Infiltrating immune cells, a component of the tumour microenvironment, are involved in many processes, including tumour growth, invasion and metastasis. Accumulating evidence has shown that HCC tumours harbour a significant level of immune cell infiltration, and the status of immune cell infiltration and its characteristics are usually associated with different prognostic outcomes[48, 49]. In this study, the density of B cells memory, T cells CD8, T cells regulatory (Tregs), NK cells resting, macrophages M0, dendritic cells activated in tumour tissues significantly increased compared with non-cancerous liver tissues with HBV. In contrast, the density of B cells naïve, Plasma cells, T cells CD4 memory resting, T cells gamma delta, NK cells activated, mast cells activatedin HBV-related HCC tissues significantly decreased. T cells, B cells, NK cells, macrophages and mast cells have been previously reported to be present in immune cell infiltrates of HCC and play essential roles in the development, prognosis and immunotherapy treatment of HCC. High densities of naïve B cells and plasma cells were associated with superior survival[50]. The antitumor or tumour-promoting effects of tumour-infiltrating lymphocytes depend on the proportion of the lymphocyte subsets constituent in the tumour microenvironment, and T lymphocytes are the primary TIL cells in HCC[51]. The mechanism of mast cell activation in HCC is unclear, but its activation facilitates immune escape and resultant tumor growth[49]. More importantly, HBV-specific CD8+ T cells, HBV-non-specific CD8+, CD4+T, B and NK/NKT are all involved in the development of HBV-related HCC[52].

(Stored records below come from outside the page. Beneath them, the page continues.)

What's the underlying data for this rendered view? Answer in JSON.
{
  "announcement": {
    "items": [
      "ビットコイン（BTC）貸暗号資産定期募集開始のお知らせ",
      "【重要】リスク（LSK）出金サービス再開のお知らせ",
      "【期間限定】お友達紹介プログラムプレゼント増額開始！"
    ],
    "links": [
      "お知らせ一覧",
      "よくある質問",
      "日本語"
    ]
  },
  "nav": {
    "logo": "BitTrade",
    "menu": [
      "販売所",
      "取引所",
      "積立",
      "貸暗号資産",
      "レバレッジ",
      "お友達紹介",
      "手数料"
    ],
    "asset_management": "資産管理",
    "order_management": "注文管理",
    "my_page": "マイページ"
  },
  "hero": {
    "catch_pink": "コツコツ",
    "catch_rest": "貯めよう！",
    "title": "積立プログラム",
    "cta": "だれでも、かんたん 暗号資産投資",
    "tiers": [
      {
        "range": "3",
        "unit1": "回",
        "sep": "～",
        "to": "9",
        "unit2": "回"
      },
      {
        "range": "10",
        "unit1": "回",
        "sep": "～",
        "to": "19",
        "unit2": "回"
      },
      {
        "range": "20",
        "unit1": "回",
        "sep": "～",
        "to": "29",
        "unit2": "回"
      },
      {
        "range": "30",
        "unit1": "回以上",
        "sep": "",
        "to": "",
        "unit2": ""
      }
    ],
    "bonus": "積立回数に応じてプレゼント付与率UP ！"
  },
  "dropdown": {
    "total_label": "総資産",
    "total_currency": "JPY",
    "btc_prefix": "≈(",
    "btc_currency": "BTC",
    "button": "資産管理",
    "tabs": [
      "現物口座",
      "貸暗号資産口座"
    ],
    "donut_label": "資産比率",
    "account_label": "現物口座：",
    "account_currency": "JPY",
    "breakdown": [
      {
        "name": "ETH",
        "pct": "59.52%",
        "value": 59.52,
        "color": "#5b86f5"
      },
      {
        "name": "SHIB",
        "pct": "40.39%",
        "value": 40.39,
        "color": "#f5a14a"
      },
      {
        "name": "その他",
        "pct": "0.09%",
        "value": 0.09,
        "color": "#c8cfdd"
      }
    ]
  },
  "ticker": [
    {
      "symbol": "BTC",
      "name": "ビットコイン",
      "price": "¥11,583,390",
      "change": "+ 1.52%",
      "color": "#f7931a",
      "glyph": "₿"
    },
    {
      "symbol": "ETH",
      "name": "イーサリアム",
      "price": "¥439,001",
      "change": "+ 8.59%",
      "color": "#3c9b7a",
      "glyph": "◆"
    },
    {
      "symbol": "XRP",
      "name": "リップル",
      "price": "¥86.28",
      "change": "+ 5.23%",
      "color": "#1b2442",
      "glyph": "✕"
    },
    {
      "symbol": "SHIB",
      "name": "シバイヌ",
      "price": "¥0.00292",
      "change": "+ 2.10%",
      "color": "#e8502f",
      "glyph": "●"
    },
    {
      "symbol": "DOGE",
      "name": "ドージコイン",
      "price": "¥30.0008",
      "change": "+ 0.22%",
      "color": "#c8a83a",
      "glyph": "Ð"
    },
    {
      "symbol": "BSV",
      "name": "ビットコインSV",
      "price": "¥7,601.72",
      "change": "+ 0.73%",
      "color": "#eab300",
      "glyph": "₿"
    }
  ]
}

This study also has some limitations. First, HCC exhibits high heterogeneity, which contains etiologic, geographic and molecular heterogeneity. Molecular heterogeneity can be further classified into interpatient, intertumor and intratumor heterogeneity[53]. The HBV-related HCC diagnosis model using an ANN was solely based on gene expression data. Therefore, it is difficult to use a single model to accurately diagnose HCC at an early stage, although the model performed satisfactorily on the training and validation datasets. Second, the number of samples used for the construction and validation of this model was relatively small. Third, subsequent confirmatory experiments and clinical practice are needed to further monitor the accuracy and stability of the diagnostic model.